The triggers for this imbalance are entirely physical. Epilepsy can result from structural brain damage (such as a head injury or stroke), genetic factors that affect how neurons develop or function, infections that scar brain tissue, metabolic disorders, or immune conditions that cause inflammation in the brain. In some cases, the specific cause is never identified, but the mechanism is always the same: a disruption in the brain’s electrical signaling. About 0.7 percent of the global population has active epilepsy, split roughly evenly between cases with an identifiable structural or metabolic cause and cases classified as idiopathic, meaning no specific underlying cause has been found yet.

How Curse Beliefs Harm People With Epilepsy

Believing epilepsy is a curse doesn’t just misrepresent the condition. It actively makes it worse. When families interpret seizures as spiritual punishment, their first instinct is to seek help from traditional or faith-based healers rather than medical professionals. In Tanzania, 41 percent of people with epilepsy consulted a traditional healer first, delaying medical treatment by an average of five years. Five years of uncontrolled seizures carries serious consequences: increased risk of injury, cognitive decline, social withdrawal, and in some cases, death.

Even when modern medication is available, supernatural beliefs reduce the likelihood that people will take it consistently. Research shows that communities holding these beliefs have higher seizure frequency, larger gaps in treatment, and lower quality of life. The psychological toll compounds the medical one. People with epilepsy in these settings face intense stigma, social isolation, and discrimination. The World Health Organization notes that people with epilepsy and their families frequently suffer from stigma, and nearly 80 percent of the world’s epilepsy cases are in low- and middle-income countries where these cultural beliefs are most entrenched.

Epilepsy Responds to Medical Treatment

One of the strongest arguments against the curse narrative is how well epilepsy responds to treatment. Up to 70 percent of people with epilepsy can become completely seizure-free with appropriate anti-seizure medication. That number reflects proper diagnosis and consistent use of the right medication, which is exactly what gets delayed when families pursue spiritual explanations first.

For the remaining 30 percent whose seizures don’t fully respond to medication, options like surgery, nerve stimulation, and dietary therapies can significantly reduce seizure frequency. Epilepsy is one of the most treatable neurological conditions in existence. A curse, by definition, would not respond to a pill taken twice a day.
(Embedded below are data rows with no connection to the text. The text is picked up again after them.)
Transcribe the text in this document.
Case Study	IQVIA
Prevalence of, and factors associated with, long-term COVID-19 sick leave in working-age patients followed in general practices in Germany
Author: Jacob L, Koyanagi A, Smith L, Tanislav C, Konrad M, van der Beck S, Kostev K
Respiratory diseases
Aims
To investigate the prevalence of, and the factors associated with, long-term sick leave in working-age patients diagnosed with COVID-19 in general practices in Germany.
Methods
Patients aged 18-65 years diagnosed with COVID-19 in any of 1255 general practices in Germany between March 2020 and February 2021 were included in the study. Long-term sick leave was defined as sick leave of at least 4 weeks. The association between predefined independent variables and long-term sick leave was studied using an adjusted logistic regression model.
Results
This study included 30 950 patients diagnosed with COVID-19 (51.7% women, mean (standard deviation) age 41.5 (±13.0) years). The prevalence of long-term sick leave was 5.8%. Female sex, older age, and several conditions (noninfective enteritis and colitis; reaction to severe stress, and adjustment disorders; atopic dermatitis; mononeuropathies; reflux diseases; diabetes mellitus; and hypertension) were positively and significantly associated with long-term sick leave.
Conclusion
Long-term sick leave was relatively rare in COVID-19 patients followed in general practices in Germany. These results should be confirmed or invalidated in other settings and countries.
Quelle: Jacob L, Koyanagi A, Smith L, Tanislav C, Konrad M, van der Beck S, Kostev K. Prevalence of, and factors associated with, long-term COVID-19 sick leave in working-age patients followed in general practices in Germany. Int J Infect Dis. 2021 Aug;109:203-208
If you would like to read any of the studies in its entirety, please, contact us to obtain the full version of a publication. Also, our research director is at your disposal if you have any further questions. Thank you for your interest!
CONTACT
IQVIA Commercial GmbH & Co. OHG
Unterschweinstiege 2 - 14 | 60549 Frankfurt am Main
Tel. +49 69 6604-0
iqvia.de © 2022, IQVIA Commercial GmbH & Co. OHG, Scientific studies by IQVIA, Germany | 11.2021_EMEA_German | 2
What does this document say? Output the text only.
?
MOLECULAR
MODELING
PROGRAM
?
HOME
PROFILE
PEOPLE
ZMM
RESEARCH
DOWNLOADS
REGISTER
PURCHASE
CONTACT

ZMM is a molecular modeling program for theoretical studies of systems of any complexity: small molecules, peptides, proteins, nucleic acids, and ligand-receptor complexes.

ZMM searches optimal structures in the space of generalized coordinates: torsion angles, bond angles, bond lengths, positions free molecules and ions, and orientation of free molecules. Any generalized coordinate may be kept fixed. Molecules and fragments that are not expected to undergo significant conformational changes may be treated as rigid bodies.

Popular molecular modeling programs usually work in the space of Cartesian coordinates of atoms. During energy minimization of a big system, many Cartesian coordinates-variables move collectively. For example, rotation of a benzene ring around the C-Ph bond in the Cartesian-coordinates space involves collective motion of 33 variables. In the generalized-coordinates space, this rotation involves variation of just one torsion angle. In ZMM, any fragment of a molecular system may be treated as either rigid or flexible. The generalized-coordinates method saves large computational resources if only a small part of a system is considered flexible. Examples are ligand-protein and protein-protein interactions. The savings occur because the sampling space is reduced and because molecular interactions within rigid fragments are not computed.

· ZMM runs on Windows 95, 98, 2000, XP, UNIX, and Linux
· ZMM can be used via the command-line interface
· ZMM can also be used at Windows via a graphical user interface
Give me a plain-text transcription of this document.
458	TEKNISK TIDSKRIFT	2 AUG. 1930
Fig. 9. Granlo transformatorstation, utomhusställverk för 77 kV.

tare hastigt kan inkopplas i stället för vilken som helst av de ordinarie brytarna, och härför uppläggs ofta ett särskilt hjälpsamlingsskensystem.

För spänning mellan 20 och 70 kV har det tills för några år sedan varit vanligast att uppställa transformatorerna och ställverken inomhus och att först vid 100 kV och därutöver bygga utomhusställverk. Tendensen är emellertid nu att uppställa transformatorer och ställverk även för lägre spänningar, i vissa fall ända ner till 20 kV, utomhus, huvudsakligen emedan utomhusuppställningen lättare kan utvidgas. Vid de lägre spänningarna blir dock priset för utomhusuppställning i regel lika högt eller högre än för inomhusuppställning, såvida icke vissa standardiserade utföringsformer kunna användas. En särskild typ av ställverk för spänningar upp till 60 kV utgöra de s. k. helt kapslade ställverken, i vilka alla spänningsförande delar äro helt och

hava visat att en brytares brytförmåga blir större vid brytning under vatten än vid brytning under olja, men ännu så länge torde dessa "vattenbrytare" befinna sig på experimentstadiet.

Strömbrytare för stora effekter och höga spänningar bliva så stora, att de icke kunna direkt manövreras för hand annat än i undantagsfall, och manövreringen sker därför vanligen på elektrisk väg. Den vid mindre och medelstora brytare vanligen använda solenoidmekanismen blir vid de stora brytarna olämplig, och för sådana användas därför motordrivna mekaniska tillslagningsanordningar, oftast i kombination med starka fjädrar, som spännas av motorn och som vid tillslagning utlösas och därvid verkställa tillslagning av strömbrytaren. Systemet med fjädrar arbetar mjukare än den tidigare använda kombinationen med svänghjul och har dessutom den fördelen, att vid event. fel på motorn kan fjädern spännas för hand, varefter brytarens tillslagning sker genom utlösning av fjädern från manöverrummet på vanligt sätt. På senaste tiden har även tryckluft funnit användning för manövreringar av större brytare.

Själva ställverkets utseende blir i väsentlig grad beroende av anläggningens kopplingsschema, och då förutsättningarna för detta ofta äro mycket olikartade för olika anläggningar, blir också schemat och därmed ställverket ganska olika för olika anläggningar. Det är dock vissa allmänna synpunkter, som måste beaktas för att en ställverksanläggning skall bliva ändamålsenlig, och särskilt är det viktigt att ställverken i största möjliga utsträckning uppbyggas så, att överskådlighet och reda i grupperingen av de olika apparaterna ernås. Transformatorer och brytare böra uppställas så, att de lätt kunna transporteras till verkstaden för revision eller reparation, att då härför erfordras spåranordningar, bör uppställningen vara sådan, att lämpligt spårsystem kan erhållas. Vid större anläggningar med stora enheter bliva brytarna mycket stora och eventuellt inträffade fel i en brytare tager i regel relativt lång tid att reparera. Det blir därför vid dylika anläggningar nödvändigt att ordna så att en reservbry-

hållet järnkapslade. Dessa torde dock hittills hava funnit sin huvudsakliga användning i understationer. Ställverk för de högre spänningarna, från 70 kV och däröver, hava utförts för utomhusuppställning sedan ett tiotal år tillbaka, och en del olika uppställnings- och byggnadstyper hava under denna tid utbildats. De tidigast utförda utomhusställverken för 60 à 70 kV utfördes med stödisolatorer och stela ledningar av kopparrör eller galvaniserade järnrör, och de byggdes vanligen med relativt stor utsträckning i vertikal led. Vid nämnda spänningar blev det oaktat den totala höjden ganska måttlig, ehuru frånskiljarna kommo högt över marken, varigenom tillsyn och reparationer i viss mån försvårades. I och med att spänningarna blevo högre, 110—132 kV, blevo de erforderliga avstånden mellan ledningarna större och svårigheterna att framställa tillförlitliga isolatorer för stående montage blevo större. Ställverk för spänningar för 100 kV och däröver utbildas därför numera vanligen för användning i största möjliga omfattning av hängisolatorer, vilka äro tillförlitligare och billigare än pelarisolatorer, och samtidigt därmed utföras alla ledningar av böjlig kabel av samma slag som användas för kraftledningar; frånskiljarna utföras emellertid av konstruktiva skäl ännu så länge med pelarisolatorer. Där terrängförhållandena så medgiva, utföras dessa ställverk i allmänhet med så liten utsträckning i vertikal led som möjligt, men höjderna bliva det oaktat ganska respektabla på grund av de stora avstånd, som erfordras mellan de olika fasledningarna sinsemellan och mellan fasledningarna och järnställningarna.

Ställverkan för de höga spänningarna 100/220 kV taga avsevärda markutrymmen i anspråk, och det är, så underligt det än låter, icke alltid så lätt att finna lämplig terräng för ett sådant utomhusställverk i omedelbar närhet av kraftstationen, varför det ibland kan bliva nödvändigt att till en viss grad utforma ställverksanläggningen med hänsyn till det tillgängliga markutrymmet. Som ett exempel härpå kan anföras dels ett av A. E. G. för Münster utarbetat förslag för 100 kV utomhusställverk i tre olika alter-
Stigma and Discrimination Still Persist

Even in countries with advanced healthcare systems, epilepsy carries social stigma rooted in centuries of misunderstanding. People with uncontrolled seizures may face restrictions on driving or certain jobs, which are based on safety rather than superstition, but broader discrimination in employment, education, and relationships often reflects lingering cultural bias. Colombia stands out as one of the few countries with legislation specifically protecting the rights of people with epilepsy in healthcare, employment, and education.

More than 50 million people live with this condition globally. Treating epilepsy as something shameful or supernatural keeps people from getting diagnosed, staying on medication, and living full lives. The shift from seeing epilepsy as a spiritual affliction to understanding it as a manageable brain condition is not just a matter of scientific accuracy. It is the single most important factor in closing the treatment gap that leaves millions of people suffering from preventable seizures.